O desaparecer da transcendência é o mundo. A morte que se vê em mim não vê do outro. A alma é a realização da vida numa ausência absoluta, que é viver, que é poesia. Eu escuto a voz da vida como se fosse minha presença. O sonho não tem voz. O interior não escuto sua voz: converso com ele em mim. Encontro a alma na falta de alma: no meu olhar frágil: ele necessita ver algo sem solidão. Solidão é uma força, a morte a carrega em si. Nada mudaria na morte: mas não quero o morrer, o fim. Quero o lado bom da morte, de descobrir outro eu. A alma é para si o outro em mim. Capto a alma sem o meu fim: é o fim de mim, o cessar o fim. Não consigo deixar de olhar de não ter alma. Ver na alma cessa a transcendência da alma: a torna apenas alma que foge de si de vida em vida. A vida é um olhar perdido no olhar de alma, que desata o olhar do mundo: é assim a irrealização da vida. A eternidade sem a vida é me perder para mim no meu suspirar. Meu suspirar é minha fala arrebatada pela morte, no amor que lhe dei. Na morte, a vida é um suspirar que se vê na morte. Não há suspirar na solidão. O espelho envelhece antes de mim. O espelho não é só. O ar se multiplica em vidas inexistentes, que estão vivas no ar que respiro. Respiro vidas inexistentes. Transcender é o vazio da alma encontrando a vida neste seu vazio. Viver torna a alma imortal. A minha imortalidade é sem alma. A escuta é o partir da alma. A alma partiu antes de mim, sinto-a viva. A saudade, única alegria da vida.

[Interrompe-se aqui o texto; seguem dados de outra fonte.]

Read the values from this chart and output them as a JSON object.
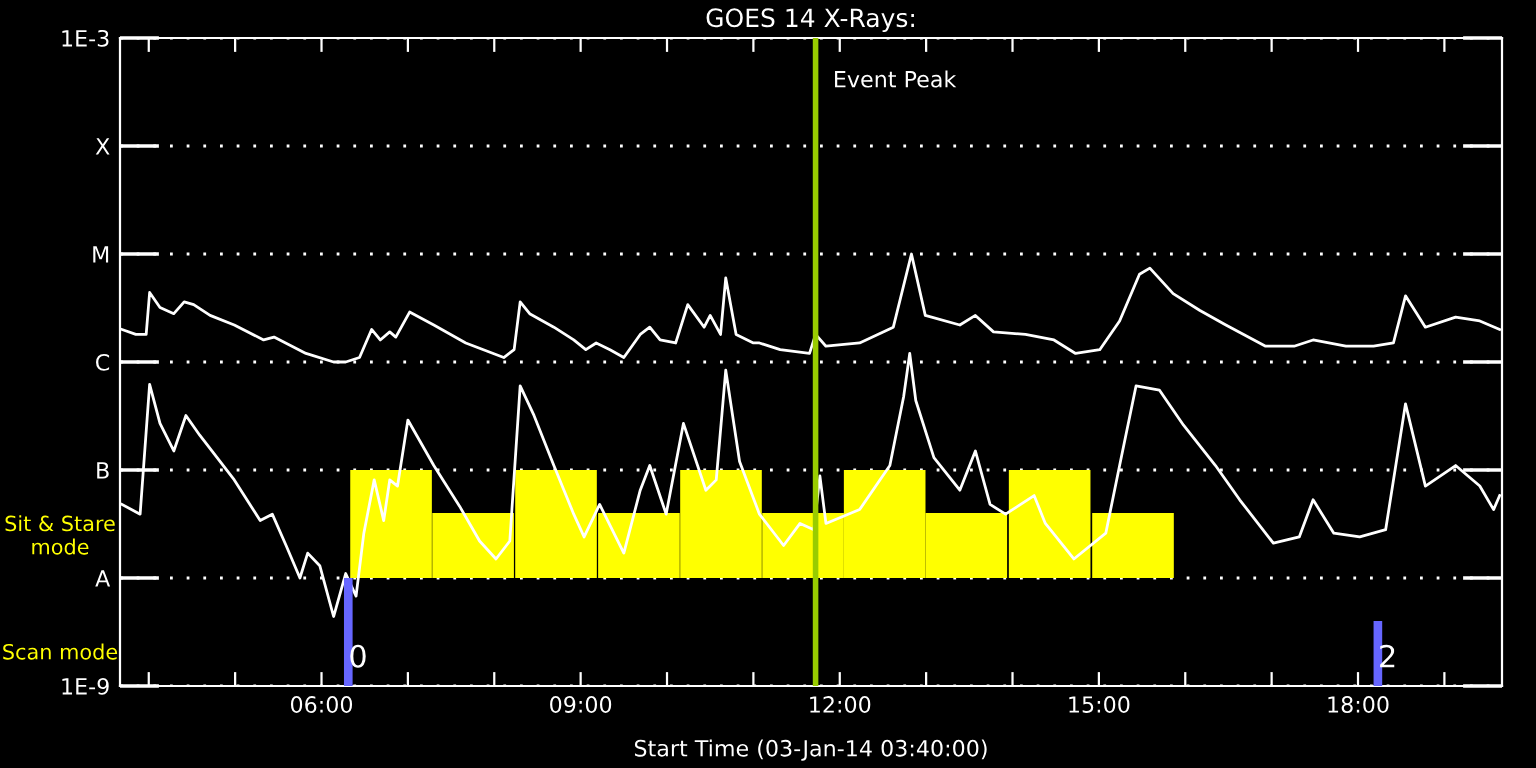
{
  "chart_data": {
    "type": "line",
    "title": "GOES 14 X-Rays:",
    "xlabel": "Start Time (03-Jan-14 03:40:00)",
    "log": "y",
    "grid": "y",
    "legend": false,
    "xlim": [
      3.667,
      19.667
    ],
    "xticks": [
      {
        "value": 4,
        "label": null
      },
      {
        "value": 5,
        "label": null
      },
      {
        "value": 6,
        "label": "06:00"
      },
      {
        "value": 7,
        "label": null
      },
      {
        "value": 8,
        "label": null
      },
      {
        "value": 9,
        "label": "09:00"
      },
      {
        "value": 10,
        "label": null
      },
      {
        "value": 11,
        "label": null
      },
      {
        "value": 12,
        "label": "12:00"
      },
      {
        "value": 13,
        "label": null
      },
      {
        "value": 14,
        "label": null
      },
      {
        "value": 15,
        "label": "15:00"
      },
      {
        "value": 16,
        "label": null
      },
      {
        "value": 17,
        "label": null
      },
      {
        "value": 18,
        "label": "18:00"
      },
      {
        "value": 19,
        "label": null
      }
    ],
    "ylim": [
      1e-09,
      0.001
    ],
    "yticks": [
      {
        "value": 1e-09,
        "label": "1E-9"
      },
      {
        "value": 1e-08,
        "label": "A"
      },
      {
        "value": 1e-07,
        "label": "B"
      },
      {
        "value": 1e-06,
        "label": "C"
      },
      {
        "value": 1e-05,
        "label": "M"
      },
      {
        "value": 0.0001,
        "label": "X"
      },
      {
        "value": 0.001,
        "label": "1E-3"
      }
    ],
    "ref_lines": [
      {
        "axis": "x",
        "value": 11.72,
        "label": "Event Peak",
        "color": "#99cc00"
      }
    ],
    "annotations": [
      "Sit & Stare\nmode",
      "Scan mode"
    ],
    "series": [
      {
        "type": "bar",
        "color": "#ffff00",
        "x": [
          6.805,
          7.755,
          8.715,
          9.675,
          10.625,
          11.575,
          12.52,
          13.465,
          14.43,
          15.395
        ],
        "base": [
          1e-08,
          1e-08,
          1e-08,
          1e-08,
          1e-08,
          1e-08,
          1e-08,
          1e-08,
          1e-08,
          1e-08
        ],
        "values": [
          9e-08,
          3e-08,
          9e-08,
          3e-08,
          9e-08,
          3e-08,
          9e-08,
          3e-08,
          9e-08,
          3e-08
        ]
      },
      {
        "color": "#ffffff",
        "x": [
          3.69,
          3.85,
          3.97,
          4.01,
          4.13,
          4.29,
          4.41,
          4.52,
          4.71,
          4.99,
          5.33,
          5.45,
          5.82,
          6.14,
          6.28,
          6.44,
          6.58,
          6.68,
          6.79,
          6.86,
          7.02,
          7.3,
          7.67,
          8.11,
          8.23,
          8.3,
          8.41,
          8.69,
          8.92,
          9.06,
          9.18,
          9.34,
          9.5,
          9.69,
          9.8,
          9.92,
          10.1,
          10.24,
          10.43,
          10.5,
          10.62,
          10.68,
          10.8,
          11.0,
          11.07,
          11.31,
          11.65,
          11.72,
          11.84,
          12.23,
          12.62,
          12.83,
          12.99,
          13.39,
          13.57,
          13.78,
          14.15,
          14.48,
          14.73,
          15.01,
          15.24,
          15.47,
          15.59,
          15.86,
          16.17,
          16.47,
          16.93,
          17.26,
          17.48,
          17.86,
          18.18,
          18.41,
          18.55,
          18.78,
          19.13,
          19.41,
          19.64
        ],
        "values": [
          2e-06,
          1.8e-06,
          1.8e-06,
          4.4e-06,
          3.2e-06,
          2.8e-06,
          3.6e-06,
          3.4e-06,
          2.7e-06,
          2.2e-06,
          1.6e-06,
          1.7e-06,
          1.2e-06,
          1e-06,
          1e-06,
          1.1e-06,
          2e-06,
          1.6e-06,
          1.9e-06,
          1.7e-06,
          2.9e-06,
          2.2e-06,
          1.5e-06,
          1.1e-06,
          1.3e-06,
          3.6e-06,
          2.8e-06,
          2.1e-06,
          1.6e-06,
          1.3e-06,
          1.5e-06,
          1.3e-06,
          1.1e-06,
          1.8e-06,
          2.1e-06,
          1.6e-06,
          1.5e-06,
          3.4e-06,
          2.1e-06,
          2.7e-06,
          1.8e-06,
          6e-06,
          1.8e-06,
          1.5e-06,
          1.5e-06,
          1.3e-06,
          1.2e-06,
          1.8e-06,
          1.4e-06,
          1.5e-06,
          2.1e-06,
          1e-05,
          2.7e-06,
          2.2e-06,
          2.7e-06,
          1.9e-06,
          1.8e-06,
          1.6e-06,
          1.2e-06,
          1.3e-06,
          2.4e-06,
          6.5e-06,
          7.4e-06,
          4.3e-06,
          3e-06,
          2.2e-06,
          1.4e-06,
          1.4e-06,
          1.6e-06,
          1.4e-06,
          1.4e-06,
          1.5e-06,
          4.1e-06,
          2.1e-06,
          2.6e-06,
          2.4e-06,
          2e-06
        ]
      },
      {
        "color": "#ffffff",
        "x": [
          3.69,
          3.9,
          4.01,
          4.13,
          4.29,
          4.43,
          4.59,
          4.99,
          5.29,
          5.43,
          5.59,
          5.75,
          5.84,
          5.98,
          6.14,
          6.28,
          6.4,
          6.49,
          6.61,
          6.72,
          6.79,
          6.88,
          7.0,
          7.3,
          7.6,
          7.83,
          8.02,
          8.18,
          8.3,
          8.46,
          8.69,
          8.92,
          9.04,
          9.22,
          9.5,
          9.69,
          9.8,
          9.99,
          10.19,
          10.45,
          10.57,
          10.68,
          10.84,
          11.07,
          11.35,
          11.54,
          11.7,
          11.77,
          11.84,
          12.23,
          12.58,
          12.74,
          12.81,
          12.88,
          13.09,
          13.39,
          13.57,
          13.74,
          13.92,
          14.25,
          14.38,
          14.71,
          15.08,
          15.24,
          15.43,
          15.7,
          15.98,
          16.35,
          16.63,
          17.02,
          17.32,
          17.48,
          17.72,
          18.02,
          18.32,
          18.55,
          18.78,
          19.13,
          19.41,
          19.57,
          19.64
        ],
        "values": [
          4.8e-08,
          3.9e-08,
          6.2e-07,
          2.7e-07,
          1.5e-07,
          3.2e-07,
          2.1e-07,
          8.1e-08,
          3.4e-08,
          3.9e-08,
          2e-08,
          1e-08,
          1.7e-08,
          1.3e-08,
          4.4e-09,
          1.1e-08,
          6.8e-09,
          2.6e-08,
          8.1e-08,
          3.4e-08,
          8.1e-08,
          7.1e-08,
          2.9e-07,
          1.1e-07,
          4.6e-08,
          2.2e-08,
          1.5e-08,
          2.2e-08,
          6e-07,
          3.2e-07,
          1.1e-07,
          3.9e-08,
          2.4e-08,
          4.8e-08,
          1.7e-08,
          6.5e-08,
          1.1e-07,
          3.9e-08,
          2.7e-07,
          6.5e-08,
          8.1e-08,
          8.4e-07,
          1.2e-07,
          3.9e-08,
          2e-08,
          3.2e-08,
          2.8e-08,
          8.8e-08,
          3.2e-08,
          4.3e-08,
          1.1e-07,
          4.8e-07,
          1.2e-06,
          4.4e-07,
          1.3e-07,
          6.5e-08,
          1.5e-07,
          4.8e-08,
          3.9e-08,
          5.8e-08,
          3.2e-08,
          1.5e-08,
          2.6e-08,
          1.1e-07,
          6e-07,
          5.5e-07,
          2.6e-07,
          1.1e-07,
          5.3e-08,
          2.1e-08,
          2.4e-08,
          5.3e-08,
          2.6e-08,
          2.4e-08,
          2.8e-08,
          4.1e-07,
          7.1e-08,
          1.1e-07,
          7.1e-08,
          4.3e-08,
          5.8e-08
        ]
      },
      {
        "type": "bar",
        "name": "0",
        "color": "#6666ff",
        "x": [
          6.31
        ],
        "base": [
          1e-09
        ],
        "values": [
          9e-09
        ]
      },
      {
        "type": "bar",
        "name": "2",
        "color": "#6666ff",
        "x": [
          18.23
        ],
        "base": [
          1e-09
        ],
        "values": [
          3e-09
        ]
      }
    ]
  }
}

A diferença da vida para a morte

A diferença da vida para a morte é que existe apenas abraços com vida. A morte abraça o céu. A vontade de pertencer ao nada é apenas meu olhar a falar comigo, me vendo.

O que vivo é imaginação?

O que vivo é a imaginação ou a minha permanência de tudo, me faz não acreditar na realidade? Como a realidade pode ser amor? Como a falta do amor não é irreal? O sonho é real. Irreal é apenas a morte. O tempo é a ausência de Deus. Há Deus na minha vida, não há Deus na minha morte. Deus é vida. O respirar de Deus é minha vida. O sopro de luz escurece a alma. Ter que viver não é viver. Aprendi a ser só sem a morte. Me mostre sua alma e não saberei mais quem você é. Ou saberia? Não sei se sou eu ou é o meu saber que se anula. O sol não se faz sol, pois se torna saber. O sol é o saber do amanhecer. Mas não vejo o amanhecer pelo seu saber, mas pela sua beleza: é a beleza superando o saber.